Akan terasa memuaskan sekali dan plong rasanya, ketika skripsi sudah selesai disusun dan diujikan. Akhirnya, tinggal didokumentasikan secara fisik hingga beberapa jilid. Selain untuk penulis skripsi itu sendiri, hasil karya ilmiah tersebut selanjutnya akan menjadi koleksi pihak jurusan maupun fakultas dan juga perpustakaan universitas.
Rasanya pasti bangga sekali, karya kita bisa menghiasi rak perpustakaan kampus dan bersanding dengan karya-karya ilmiah hasil penyusunan dan tulisan mahasiswa terdahulu. Bahkan tidak jarang, karya kita atau karya mahasiswa lain akan dijadikan bahan rujukan oleh mahasiswa berikutnya yang hendak menyusun skripsi. Beberapa judul dan penelitian ilmiah mungkin akan menginspirasi mahasiswa lain. Tentu saja itu akan semakin menambah rasa bangga kita.
Tapi apa yang terjadi jika belakangan kita mengetahui karya-karya ilmiah itu dibuang dan dibakar alias dimusnahkan begitu saja. Setidaknya kesan itulah yang muncul kali pertama ketika media sosial dihebohkan oleh foto skripsi, tesis dan disertasi yang dibuang dan dimusnahkan oleh UIN Alauddin Makassar. Dasar pertimbangan pemusnahan karya ilmiah itu karena pihak kampus telah meng-online-kan materi karya ilmiah tersebut. Selain itu, mereka beralasan tempat penyimpanan tidak layak lagi.
Kenyataan ini tentu memancing pertanyaan mendasar soal tata cara pengelolaan karya ilmiah yang ideal. Toh pihak kampus sendiri yang meminta untuk disetori karya ilmiah dalam format hard file? lantas kenapa kemudian hard file itu dibuang?

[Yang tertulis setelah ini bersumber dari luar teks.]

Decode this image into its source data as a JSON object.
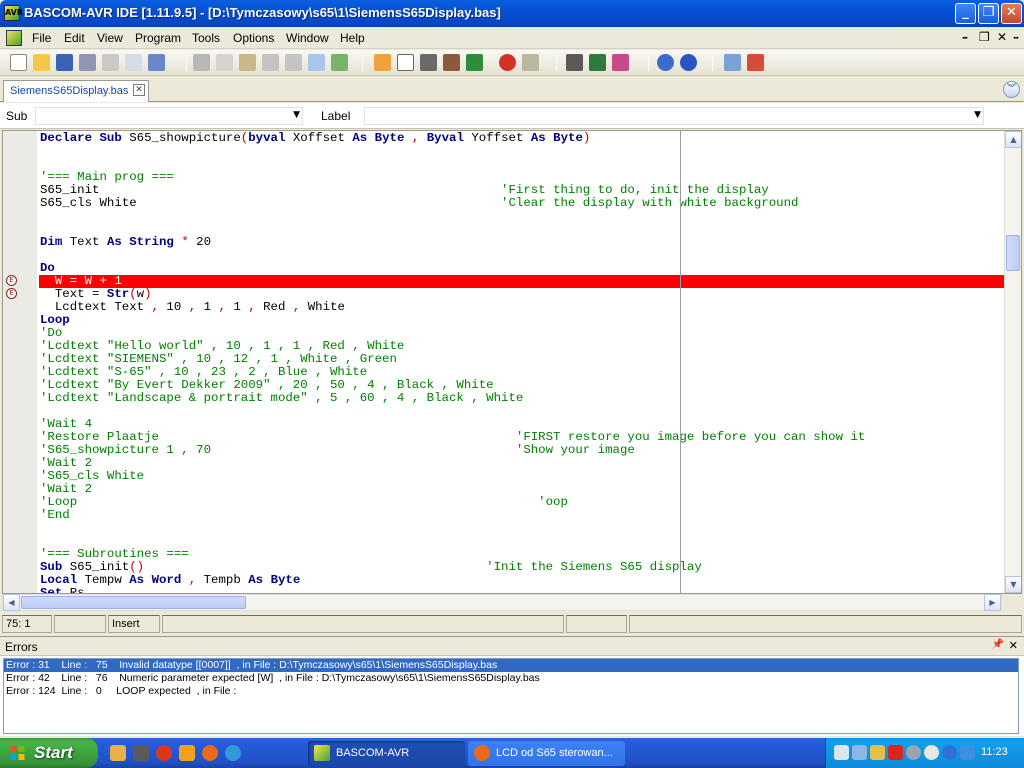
{
  "window": {
    "title": "BASCOM-AVR IDE [1.11.9.5] - [D:\\Tymczasowy\\s65\\1\\SiemensS65Display.bas]",
    "app_icon": "bascom-app-icon"
  },
  "menubar": {
    "items": [
      "File",
      "Edit",
      "View",
      "Program",
      "Tools",
      "Options",
      "Window",
      "Help"
    ]
  },
  "document_tab": {
    "label": "SiemensS65Display.bas"
  },
  "subbar": {
    "sub_label": "Sub",
    "sub_value": "",
    "label_label": "Label",
    "label_value": ""
  },
  "editor": {
    "highlight_color": "#ff0000",
    "error_markers": [
      "error-marker-icon",
      "error-marker-icon"
    ],
    "lines": [
      [
        [
          "kw",
          "Declare"
        ],
        [
          "t",
          " "
        ],
        [
          "kw",
          "Sub"
        ],
        [
          "t",
          " S65_showpicture"
        ],
        [
          "op",
          "("
        ],
        [
          "kw",
          "byval"
        ],
        [
          "t",
          " Xoffset "
        ],
        [
          "kw",
          "As"
        ],
        [
          "t",
          " "
        ],
        [
          "kw",
          "Byte"
        ],
        [
          "t",
          " "
        ],
        [
          "op",
          ","
        ],
        [
          "t",
          " "
        ],
        [
          "kw",
          "Byval"
        ],
        [
          "t",
          " Yoffset "
        ],
        [
          "kw",
          "As"
        ],
        [
          "t",
          " "
        ],
        [
          "kw",
          "Byte"
        ],
        [
          "op",
          ")"
        ]
      ],
      [],
      [],
      [
        [
          "cm",
          "'=== Main prog ==="
        ]
      ],
      [
        [
          "t",
          "S65_init                                                      "
        ],
        [
          "cm",
          "'First thing to do, init the display"
        ]
      ],
      [
        [
          "t",
          "S65_cls White                                                 "
        ],
        [
          "cm",
          "'Clear the display with white background"
        ]
      ],
      [],
      [],
      [
        [
          "kw",
          "Dim"
        ],
        [
          "t",
          " Text "
        ],
        [
          "kw",
          "As"
        ],
        [
          "t",
          " "
        ],
        [
          "kw",
          "String"
        ],
        [
          "t",
          " "
        ],
        [
          "op",
          "*"
        ],
        [
          "t",
          " 20"
        ]
      ],
      [],
      [
        [
          "kw",
          "Do"
        ]
      ],
      [
        [
          "hl",
          "  W = W + 1"
        ]
      ],
      [
        [
          "t",
          "  Text = "
        ],
        [
          "kw",
          "Str"
        ],
        [
          "op",
          "("
        ],
        [
          "t",
          "w"
        ],
        [
          "op",
          ")"
        ]
      ],
      [
        [
          "t",
          "  Lcdtext Text "
        ],
        [
          "op",
          ","
        ],
        [
          "t",
          " 10 "
        ],
        [
          "op",
          ","
        ],
        [
          "t",
          " 1 "
        ],
        [
          "op",
          ","
        ],
        [
          "t",
          " 1 "
        ],
        [
          "op",
          ","
        ],
        [
          "t",
          " Red "
        ],
        [
          "op",
          ","
        ],
        [
          "t",
          " White"
        ]
      ],
      [
        [
          "kw",
          "Loop"
        ]
      ],
      [
        [
          "cm",
          "'Do"
        ]
      ],
      [
        [
          "cm",
          "'Lcdtext \"Hello world\" , 10 , 1 , 1 , Red , White"
        ]
      ],
      [
        [
          "cm",
          "'Lcdtext \"SIEMENS\" , 10 , 12 , 1 , White , Green"
        ]
      ],
      [
        [
          "cm",
          "'Lcdtext \"S-65\" , 10 , 23 , 2 , Blue , White"
        ]
      ],
      [
        [
          "cm",
          "'Lcdtext \"By Evert Dekker 2009\" , 20 , 50 , 4 , Black , White"
        ]
      ],
      [
        [
          "cm",
          "'Lcdtext \"Landscape & portrait mode\" , 5 , 60 , 4 , Black , White"
        ]
      ],
      [],
      [
        [
          "cm",
          "'Wait 4"
        ]
      ],
      [
        [
          "cm",
          "'Restore Plaatje                                                'FIRST restore you image before you can show it"
        ]
      ],
      [
        [
          "cm",
          "'S65_showpicture 1 , 70                                         'Show your image"
        ]
      ],
      [
        [
          "cm",
          "'Wait 2"
        ]
      ],
      [
        [
          "cm",
          "'S65_cls White"
        ]
      ],
      [
        [
          "cm",
          "'Wait 2"
        ]
      ],
      [
        [
          "cm",
          "'Loop                                                              'oop"
        ]
      ],
      [
        [
          "cm",
          "'End"
        ]
      ],
      [],
      [],
      [
        [
          "cm",
          "'=== Subroutines ==="
        ]
      ],
      [
        [
          "kw",
          "Sub"
        ],
        [
          "t",
          " S65_init"
        ],
        [
          "op",
          "()"
        ],
        [
          "t",
          "                                              "
        ],
        [
          "cm",
          "'Init the Siemens S65 display"
        ]
      ],
      [
        [
          "kw",
          "Local"
        ],
        [
          "t",
          " Tempw "
        ],
        [
          "kw",
          "As"
        ],
        [
          "t",
          " "
        ],
        [
          "kw",
          "Word"
        ],
        [
          "t",
          " "
        ],
        [
          "op",
          ","
        ],
        [
          "t",
          " Tempb "
        ],
        [
          "kw",
          "As"
        ],
        [
          "t",
          " "
        ],
        [
          "kw",
          "Byte"
        ]
      ],
      [
        [
          "kw",
          "Set"
        ],
        [
          "t",
          " Rs"
        ]
      ]
    ]
  },
  "statusbar": {
    "position": "75: 1",
    "field2": "",
    "mode": "Insert"
  },
  "errors": {
    "title": "Errors",
    "rows": [
      "Error : 31    Line :   75    Invalid datatype [[0007]]  , in File : D:\\Tymczasowy\\s65\\1\\SiemensS65Display.bas",
      "Error : 42    Line :   76    Numeric parameter expected [W]  , in File : D:\\Tymczasowy\\s65\\1\\SiemensS65Display.bas",
      "Error : 124  Line :   0     LOOP expected  , in File :"
    ]
  },
  "taskbar": {
    "start": "Start",
    "tasks": [
      {
        "label": "BASCOM-AVR",
        "icon": "bascom-task-icon"
      },
      {
        "label": "LCD od S65 sterowan...",
        "icon": "firefox-task-icon"
      }
    ],
    "clock": "11:23"
  }
}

Dalam hal ini, kita layak sepakat dulu bahwa karya-karya ilmiah seperti itu adalah salah satu kekayaan intelektual yang dimiliki perguruan tinggi. Karena itu, setiap orang sudah semestinya menghargai dan menghormati setiap karya akademik yang lahir dari perguruan-perguruan tinggi. Kemudian, kita juga layak sepakat bahwa skripsi, tesis, dan disertasi termasuk dalam arsip Negara. Oleh sebab itu, penangannya tidak boleh sembarangan. Idealnya tetap disimpan untuk jangka waktu tertentu meski sudah didigitalisasi. Soal keterbatasan tempat, itu memang harus dicarikan solusi. Tapi ya itu, jangan buru-buru dibuang dulu, jangan sampai habis manis sepah dibuang.